Re: [PATCH] rcu: Make jiffies_till_sched_qs writable

Joel Fernandes <joel@xxxxxxxxxxxxxxxxx> · Fri, 12 Jul 2019 09:43:11 -0400

On Fri, Jul 12, 2019 at 06:02:42AM -0700, Paul E. McKenney wrote:
> On Fri, Jul 12, 2019 at 08:51:16AM -0400, Joel Fernandes wrote:
> > On Fri, Jul 12, 2019 at 03:32:40PM +0900, Byungchul Park wrote:
> > > On Thu, Jul 11, 2019 at 03:58:39PM -0400, Joel Fernandes wrote:
> > > > Hmm, speaking of grace period durations, it seems to me the maximum grace
> > > > period ever is recorded in rcu_state.gp_max. However it is not read from
> > > > anywhere.
> > > > 
> > > > Any idea why it was added but not used?
> > > > 
> > > > I am interested in dumping this value just for fun, and seeing what I get.
> > > > 
> > > > I wonder also it is useful to dump it in rcutorture/rcuperf to find any
> > > > issues, or even expose it in sys/proc fs to see what worst case grace periods
> > > > look like.
> > > 
> > > Hi,
> > > 
> > > 	commit ae91aa0adb14dc33114d566feca2f7cb7a96b8b7
> > > 	rcu: Remove debugfs tracing
> > > 
> > > removed all debugfs tracing, gp_max also included.
> > > 
> > > And you sounds great.
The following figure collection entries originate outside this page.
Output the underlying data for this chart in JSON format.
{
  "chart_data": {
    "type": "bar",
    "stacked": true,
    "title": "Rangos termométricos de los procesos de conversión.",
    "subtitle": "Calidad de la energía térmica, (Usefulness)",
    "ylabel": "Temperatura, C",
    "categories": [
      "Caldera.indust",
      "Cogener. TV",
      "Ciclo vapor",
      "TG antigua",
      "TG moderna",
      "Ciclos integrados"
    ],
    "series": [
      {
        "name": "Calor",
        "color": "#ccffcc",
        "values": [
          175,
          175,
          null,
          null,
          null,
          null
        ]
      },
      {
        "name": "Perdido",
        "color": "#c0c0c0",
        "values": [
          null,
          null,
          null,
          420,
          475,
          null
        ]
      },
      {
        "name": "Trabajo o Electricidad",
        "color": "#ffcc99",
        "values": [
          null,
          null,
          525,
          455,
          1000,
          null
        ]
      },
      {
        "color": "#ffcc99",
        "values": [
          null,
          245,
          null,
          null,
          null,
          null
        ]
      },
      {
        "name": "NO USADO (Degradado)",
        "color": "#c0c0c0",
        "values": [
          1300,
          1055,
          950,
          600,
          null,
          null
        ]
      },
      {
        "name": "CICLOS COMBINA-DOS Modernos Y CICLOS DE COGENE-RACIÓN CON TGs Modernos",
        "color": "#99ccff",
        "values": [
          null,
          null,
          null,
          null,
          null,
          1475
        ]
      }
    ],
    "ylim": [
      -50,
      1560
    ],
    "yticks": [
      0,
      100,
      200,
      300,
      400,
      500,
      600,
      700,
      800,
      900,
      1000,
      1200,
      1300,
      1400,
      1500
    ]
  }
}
And even looks not that hard to add it like,
> > > 
> > > :)
> > > 
> > > diff --git a/kernel/rcu/tree.c b/kernel/rcu/tree.c
> > > index ad9dc86..86095ff 100644
> > > --- a/kernel/rcu/tree.c
> > > +++ b/kernel/rcu/tree.c
> > > @@ -1658,8 +1658,10 @@ static void rcu_gp_cleanup(void)
> > >  	raw_spin_lock_irq_rcu_node(rnp);
> > >  	rcu_state.gp_end = jiffies;
> > >  	gp_duration = rcu_state.gp_end - rcu_state.gp_start;
> > > -	if (gp_duration > rcu_state.gp_max)
> > > +	if (gp_duration > rcu_state.gp_max) {
> > >  		rcu_state.gp_max = gp_duration;
> > > +		trace_rcu_grace_period(something something);
> > > +	}
> > 
> > Yes, that makes sense. But I think it is much better off as a readable value
> > from a virtual fs. The drawback of tracing for this sort of thing are:
> >  - Tracing will only catch it if tracing is on
> >  - Tracing data can be lost if too many events, then no one has a clue what
> >    the max gp time is.
> >  - The data is already available in rcu_state::gp_max so copying it into the
> >    trace buffer seems a bit pointless IMHO
> >  - It is a lot easier on ones eyes to process a single counter than process
> >    heaps of traces.
> > 
> > I think a minimal set of RCU counters exposed to /proc or /sys should not
> > hurt and could do more good than not. The scheduler already does this for
> > scheduler statistics. I have seen Peter complain a lot about new tracepoints
> > but not much (or never) about new statistics.
> > 
> > Tracing has its strengths but may not apply well here IMO. I think a counter
> > like this could be useful for tuning of things like the jiffies_*_sched_qs,
> > the stall timeouts and also any other RCU knobs. What do you think?
> 
> Is this one of those cases where eBPF is the answer, regardless of
> the question?  ;-)

It could be. Except that people who fancy busybox still could benefit from
the counter ;-)

And also, eBPF uses RCU itself heavily, so it would help if the debug related
counter itself didn't depend on it. ;-)

thanks,

- Joel